Looking at the ETF market, WGC says that funds listed in North America are leading the exits. Analysts note that the liquidation is due to the Fed’s aggressive monetary policy stance. In addition to weak investment demand, central banks’ appetite for gold weakened, the report said. In the report, it was stated that central banks bought 180 tons of gold in the second quarter, down 14% compared to last year. But the WGC says it expects central banks to continue to be net buyers of gold, even as the pace slows for the rest of the year. Analysts make the following assessment on this issue:

We see central bank demand much more positively than we saw in our previous Gold Demand Trends report. Accordingly, we are revising our forecast for the full-year total so that it remains substantially unchanged from 2021. There is a possibility that it will go up a bit. This is due to a combination of low sales, continued purchases from regular buyers and demand from institutions that have not been buyers in recent years or for a very long time, such as in Ireland.

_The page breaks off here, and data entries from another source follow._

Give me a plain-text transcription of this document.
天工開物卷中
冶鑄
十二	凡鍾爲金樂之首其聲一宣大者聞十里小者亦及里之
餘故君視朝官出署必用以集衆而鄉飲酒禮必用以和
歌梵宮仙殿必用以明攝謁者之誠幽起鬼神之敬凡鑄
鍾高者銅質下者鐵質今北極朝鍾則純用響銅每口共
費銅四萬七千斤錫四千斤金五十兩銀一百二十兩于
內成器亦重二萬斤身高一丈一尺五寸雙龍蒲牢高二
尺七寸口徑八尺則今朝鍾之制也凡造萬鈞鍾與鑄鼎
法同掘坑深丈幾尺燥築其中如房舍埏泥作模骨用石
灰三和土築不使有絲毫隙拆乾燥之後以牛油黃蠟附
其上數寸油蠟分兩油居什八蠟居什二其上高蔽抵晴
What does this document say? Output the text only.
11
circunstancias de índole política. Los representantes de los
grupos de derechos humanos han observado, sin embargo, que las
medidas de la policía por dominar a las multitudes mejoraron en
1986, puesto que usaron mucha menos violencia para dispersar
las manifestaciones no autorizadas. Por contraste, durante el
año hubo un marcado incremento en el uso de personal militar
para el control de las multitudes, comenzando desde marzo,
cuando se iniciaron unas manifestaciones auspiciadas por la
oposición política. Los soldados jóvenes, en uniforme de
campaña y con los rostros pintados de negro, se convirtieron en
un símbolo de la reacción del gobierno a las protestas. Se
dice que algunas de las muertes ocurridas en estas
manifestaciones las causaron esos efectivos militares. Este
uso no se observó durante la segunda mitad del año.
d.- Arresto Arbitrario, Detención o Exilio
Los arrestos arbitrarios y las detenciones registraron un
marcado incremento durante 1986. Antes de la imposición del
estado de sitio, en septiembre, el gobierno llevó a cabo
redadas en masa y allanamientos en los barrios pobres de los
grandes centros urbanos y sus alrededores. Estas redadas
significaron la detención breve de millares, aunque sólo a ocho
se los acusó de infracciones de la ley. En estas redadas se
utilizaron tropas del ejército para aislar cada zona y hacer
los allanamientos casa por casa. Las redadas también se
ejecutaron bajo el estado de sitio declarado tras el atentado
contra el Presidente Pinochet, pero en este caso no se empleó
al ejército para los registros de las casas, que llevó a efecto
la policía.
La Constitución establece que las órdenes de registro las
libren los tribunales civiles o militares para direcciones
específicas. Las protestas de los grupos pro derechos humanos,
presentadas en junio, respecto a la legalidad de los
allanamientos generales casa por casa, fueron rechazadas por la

WGC foresees more challenges for the two biggest gold-consuming countries

One of the strengths of the gold market came from the demand for jewellery. The report states that global jewelery demand rose 4% year-on-year to 453.2 tons. India’s jewelery demand has dominated the global market, increasing by 49% in the second quarter from 2021. At the same time, the ongoing Covid quarantines in China continue to weigh on the market, with jewelry demand down 29% from last year.

Looking ahead, WGC sees more challenges for the world’s two largest gold-consuming nations. Analysts say they saw slower jewelery demand in India in the second half of the year. In this context, they make this statement:

Despite healthy demand in the second quarter, the macroeconomic backdrop of a weaker currency, rising inflation and higher interest rates created headwinds.

cryptocoin.com It is also stated in the report that the supply increases as the demand decreases. The report notes that the total gold supply rose 5% in the first half of the year, reaching a record high. In addition, WGC says that mineral production increased by 4% in the second quarter to 911.70 tons. In addition, the report notes a strong rebound in the gold market, up 8% in the second quarter.